BM Schmied: "Gesprächsverweigerung ist der falsche Weg"

Wien (OTS) - "Gesprächsverweigerung ist der falsche Weg", so kommentierte Bundesministerin Claudia Schmied die heutige Absage der Verhandlungen über eine gesetzliche Regelung der Modellversucne zur Neuen Mittelschule durch die ÖVP. "Es macht mich betroffen, dass man nicht einmal über eine Weiterentwicklung unseres Bildungssystem verhandeln möchte. Außerdem bin ich eine andere Professionalität des Arbeitens gewöhnt. Terminabsagen über die Medien sind jedenfalls nicht mein Stil.

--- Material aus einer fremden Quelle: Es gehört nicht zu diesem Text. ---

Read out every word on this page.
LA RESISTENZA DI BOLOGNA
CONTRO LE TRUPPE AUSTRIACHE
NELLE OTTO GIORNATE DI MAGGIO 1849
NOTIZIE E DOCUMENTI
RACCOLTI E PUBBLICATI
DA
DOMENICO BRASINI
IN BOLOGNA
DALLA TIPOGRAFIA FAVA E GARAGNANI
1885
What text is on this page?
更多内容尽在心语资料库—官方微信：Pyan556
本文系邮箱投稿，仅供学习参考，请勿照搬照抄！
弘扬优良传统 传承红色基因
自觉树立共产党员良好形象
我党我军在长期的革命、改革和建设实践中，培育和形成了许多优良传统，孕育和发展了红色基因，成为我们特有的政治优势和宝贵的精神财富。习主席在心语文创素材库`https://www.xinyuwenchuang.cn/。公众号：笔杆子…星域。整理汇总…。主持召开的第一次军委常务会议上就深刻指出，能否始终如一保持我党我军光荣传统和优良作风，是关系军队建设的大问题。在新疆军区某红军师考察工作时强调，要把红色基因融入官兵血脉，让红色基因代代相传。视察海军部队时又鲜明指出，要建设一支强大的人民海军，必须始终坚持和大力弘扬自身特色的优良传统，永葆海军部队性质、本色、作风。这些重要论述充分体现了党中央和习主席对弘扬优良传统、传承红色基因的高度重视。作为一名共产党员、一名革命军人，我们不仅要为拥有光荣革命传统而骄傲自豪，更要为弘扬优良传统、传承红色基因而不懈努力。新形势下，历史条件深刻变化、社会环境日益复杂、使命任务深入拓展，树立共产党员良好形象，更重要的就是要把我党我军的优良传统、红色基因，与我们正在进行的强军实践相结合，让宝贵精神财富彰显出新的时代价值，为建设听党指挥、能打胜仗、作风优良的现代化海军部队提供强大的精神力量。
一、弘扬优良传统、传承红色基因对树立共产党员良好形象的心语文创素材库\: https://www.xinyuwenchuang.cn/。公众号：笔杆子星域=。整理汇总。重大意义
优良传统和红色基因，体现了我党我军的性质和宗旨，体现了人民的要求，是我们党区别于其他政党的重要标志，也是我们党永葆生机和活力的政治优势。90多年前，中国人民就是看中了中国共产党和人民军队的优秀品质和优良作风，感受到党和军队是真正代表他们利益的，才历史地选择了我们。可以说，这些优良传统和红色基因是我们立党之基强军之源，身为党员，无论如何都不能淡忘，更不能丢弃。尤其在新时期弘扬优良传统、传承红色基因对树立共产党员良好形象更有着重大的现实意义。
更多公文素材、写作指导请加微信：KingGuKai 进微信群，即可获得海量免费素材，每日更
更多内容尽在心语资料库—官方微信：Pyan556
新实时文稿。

Ich habe Bundesminister Hahn mehrmals mitgeteilt, dass ich eine gemeinsame Lösung anstrebe und für die morgigen Verhandlungen konstruktive Lösungsvorschläge ausgearbeitet. Wenn die ÖVP glaubt, sich aus ihrer staatspolitischen Verantwortung für eine leistungsorientiertere und chancengerechtere Schule herausnehmen zu können und die Zukunft unserer Kinder in die Hände von ideologischen Hardlinern legt, dann ist das zum Nachteil des Landes und seiner Kinder", so Schmied.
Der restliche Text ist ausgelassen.